I know that 1 (mod 27) ≡ K implies that K = 27a + 1 where a is an integer.
Thus I must show that (3k+1)^9 can turn out in that way. But the power is 9, that's a lot!!! Isn't there an easier way to show this?
Here's how I think the best way to go about this is. Note that $\displaystyle (3k+1,27)=1$ and so by Euler's theorem this implies that $\displaystyle (3k+1)^{\varphi(27)}=(3k+1)^{18}\equiv1\text{ mod }27$. This tells us that $\displaystyle x^2=1\text{ mod }27$ where $\displaystyle x=(3k+1)^{9}$. From this we may conclude that $\displaystyle (3k+1)^9\equiv \pm a\text{ mod }27$. Now, why is $\displaystyle (3k+1)^9\not\equiv-1\text{ mod }27$?
another way is to use the binomial theorem...now, i know what you're thinking...that's a lot of calculation, but:
every term is going to be of the form a(3k)^n. all the terms for n > 2 are going to disappear since (3k)^3 = (27)(k^3) = 0 (mod 27).
so that leaves just the 9k^2, 3k and constant term.
the constant term is going to be 1^9 = 1.
the coefficient of the 3k term is going to be 9, and 9(3k) = 27k = 0 (mod 27).
the coefficient of the (3k)^2 term is going to be 9!/(2!7!) = (8)(9)/2 = 36, and (36)(3k)^2 = (27)(4k^2) = 0 (mod 27),
so only the constant term survives, and that's 1.

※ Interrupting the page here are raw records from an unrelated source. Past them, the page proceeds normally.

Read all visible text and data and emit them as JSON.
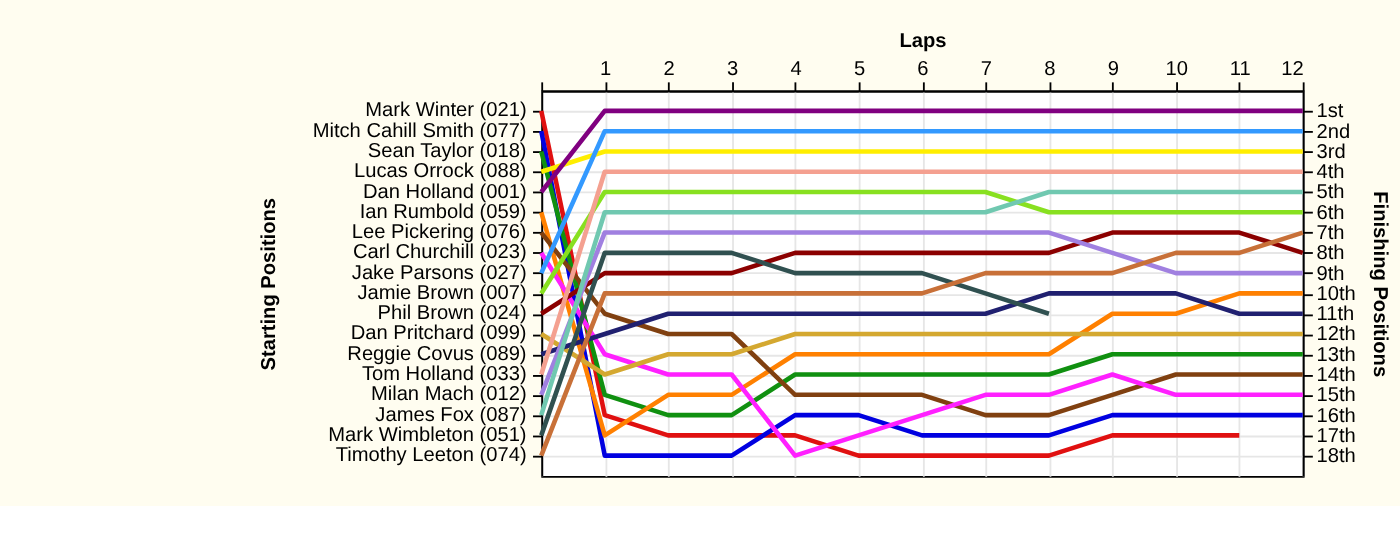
{
  "chart_data": {
    "type": "line",
    "xlabel": "Laps",
    "ylabel": "Finishing Positions",
    "x": [
      0,
      1,
      2,
      3,
      4,
      5,
      6,
      7,
      8,
      9,
      10,
      11,
      12
    ],
    "xlim": [
      0,
      12
    ],
    "xticks": [
      {
        "value": 0,
        "label": null
      },
      1,
      2,
      3,
      4,
      5,
      6,
      7,
      8,
      9,
      10,
      11,
      12
    ],
    "ylim": [
      19,
      0
    ],
    "yticks": [
      {
        "value": 1,
        "label": "1st"
      },
      {
        "value": 2,
        "label": "2nd"
      },
      {
        "value": 3,
        "label": "3rd"
      },
      {
        "value": 4,
        "label": "4th"
      },
      {
        "value": 5,
        "label": "5th"
      },
      {
        "value": 6,
        "label": "6th"
      },
      {
        "value": 7,
        "label": "7th"
      },
      {
        "value": 8,
        "label": "8th"
      },
      {
        "value": 9,
        "label": "9th"
      },
      {
        "value": 10,
        "label": "10th"
      },
      {
        "value": 11,
        "label": "11th"
      },
      {
        "value": 12,
        "label": "12th"
      },
      {
        "value": 13,
        "label": "13th"
      },
      {
        "value": 14,
        "label": "14th"
      },
      {
        "value": 15,
        "label": "15th"
      },
      {
        "value": 16,
        "label": "16th"
      },
      {
        "value": 17,
        "label": "17th"
      },
      {
        "value": 18,
        "label": "18th"
      }
    ],
    "annotations": [
      "Starting Positions",
      "Mark Winter (021)",
      "Mitch Cahill Smith (077)",
      "Sean Taylor (018)",
      "Lucas Orrock (088)",
      "Dan Holland (001)",
      "Ian Rumbold (059)",
      "Lee Pickering (076)",
      "Carl Churchill (023)",
      "Jake Parsons (027)",
      "Jamie Brown (007)",
      "Phil Brown (024)",
      "Dan Pritchard (099)",
      "Reggie Covus (089)",
      "Tom Holland (033)",
      "Milan Mach (012)",
      "James Fox (087)",
      "Mark Wimbleton (051)",
      "Timothy Leeton (074)"
    ],
    "grid": true,
    "legend": false,
    "marker": "none",
    "line_style": "solid",
    "series": [
      {
        "color": "#e01010",
        "values": [
          1,
          16,
          17,
          17,
          17,
          18,
          18,
          18,
          18,
          17,
          17,
          17,
          null
        ]
      },
      {
        "color": "#0000e0",
        "values": [
          2,
          18,
          18,
          18,
          16,
          16,
          17,
          17,
          17,
          16,
          16,
          16,
          16
        ]
      },
      {
        "color": "#109010",
        "values": [
          3,
          15,
          16,
          16,
          14,
          14,
          14,
          14,
          14,
          13,
          13,
          13,
          13
        ]
      },
      {
        "color": "#ffee00",
        "values": [
          4,
          3,
          3,
          3,
          3,
          3,
          3,
          3,
          3,
          3,
          3,
          3,
          3
        ]
      },
      {
        "color": "#800080",
        "values": [
          5,
          1,
          1,
          1,
          1,
          1,
          1,
          1,
          1,
          1,
          1,
          1,
          1
        ]
      },
      {
        "color": "#ff8000",
        "values": [
          6,
          17,
          15,
          15,
          13,
          13,
          13,
          13,
          13,
          11,
          11,
          10,
          10
        ]
      },
      {
        "color": "#804010",
        "values": [
          7,
          11,
          12,
          12,
          15,
          15,
          15,
          16,
          16,
          15,
          14,
          14,
          14
        ]
      },
      {
        "color": "#ff20ff",
        "values": [
          8,
          13,
          14,
          14,
          18,
          17,
          16,
          15,
          15,
          14,
          15,
          15,
          15
        ]
      },
      {
        "color": "#3399ff",
        "values": [
          9,
          2,
          2,
          2,
          2,
          2,
          2,
          2,
          2,
          2,
          2,
          2,
          2
        ]
      },
      {
        "color": "#88e020",
        "values": [
          10,
          5,
          5,
          5,
          5,
          5,
          5,
          5,
          6,
          6,
          6,
          6,
          6
        ]
      },
      {
        "color": "#8b0000",
        "values": [
          11,
          9,
          9,
          9,
          8,
          8,
          8,
          8,
          8,
          7,
          7,
          7,
          8
        ]
      },
      {
        "color": "#d4a830",
        "values": [
          12,
          14,
          13,
          13,
          12,
          12,
          12,
          12,
          12,
          12,
          12,
          12,
          12
        ]
      },
      {
        "color": "#202070",
        "values": [
          13,
          12,
          11,
          11,
          11,
          11,
          11,
          11,
          10,
          10,
          10,
          11,
          11
        ]
      },
      {
        "color": "#f4a090",
        "values": [
          14,
          4,
          4,
          4,
          4,
          4,
          4,
          4,
          4,
          4,
          4,
          4,
          4
        ]
      },
      {
        "color": "#a080e0",
        "values": [
          15,
          7,
          7,
          7,
          7,
          7,
          7,
          7,
          7,
          8,
          9,
          9,
          9
        ]
      },
      {
        "color": "#70c8b0",
        "values": [
          16,
          6,
          6,
          6,
          6,
          6,
          6,
          6,
          5,
          5,
          5,
          5,
          5
        ]
      },
      {
        "color": "#305050",
        "values": [
          17,
          8,
          8,
          8,
          9,
          9,
          9,
          10,
          11,
          null,
          null,
          null,
          null
        ]
      },
      {
        "color": "#c87038",
        "values": [
          18,
          10,
          10,
          10,
          10,
          10,
          10,
          9,
          9,
          9,
          8,
          8,
          7
        ]
      }
    ]
  }
}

The binomial theorem is $\displaystyle (1+\phi)^n = \sum_{k=0}^n {n \choose k}\phi^k $
In your case $\displaystyle \phi = 3x$
$\displaystyle (1+3x)^9 = $
$\displaystyle 1 + {9 \choose 1}(3x)^1 + {9 \choose 2}(3x)^2 + {9 \choose 3}(3x)^3 + {9 \choose 4}(3x)^4 + {9 \choose 5}(3x)^5 +{9 \choose 6}(3x)^6$
$\displaystyle + {9 \choose 7}(3x)^7+ {9 \choose 8}(3x)^8 + (3x)^9$
Also note that $\displaystyle a^b = a^{c+d} = a^ca^d$ given that $\displaystyle b = c+d$
In our case take note that for each term above $\displaystyle {9 \choose 2}(3x)^2$ the exponent can be expressed as
$\displaystyle {9 \choose k}(3x)^{3+k}$ which, due to the law of exponents is the same as $\displaystyle {9 \choose k}(3x)^3(3x)^k$ (where k is a non-negative integer)
We also know from our laws of exponents that $\displaystyle (3x)^3 = 27x^3$ and so each term which has a $\displaystyle (3x)^n$ term where $\displaystyle n \geq 3$ will be a multiple of 27.
If a number is a multiple of 27 then it is $\displaystyle 0(\mod 27)$
This means that each term above $\displaystyle {9 \choose 2}(3x)^2$ will be $\displaystyle 0(\mod 27)$ (because they're all multiples of 27) and we're simply adding 0 after the third term.
Therefore we look at our first two terms $\displaystyle 1 + {9 \choose 1}(3x)^1 + {9 \choose 2}(3x)^2 = 1 + 9(3x) + 36(9x^2) = 1 + 27x + 324x^2$
You can then take those terms to mod 27 and be left with the constant. Does that make more sense?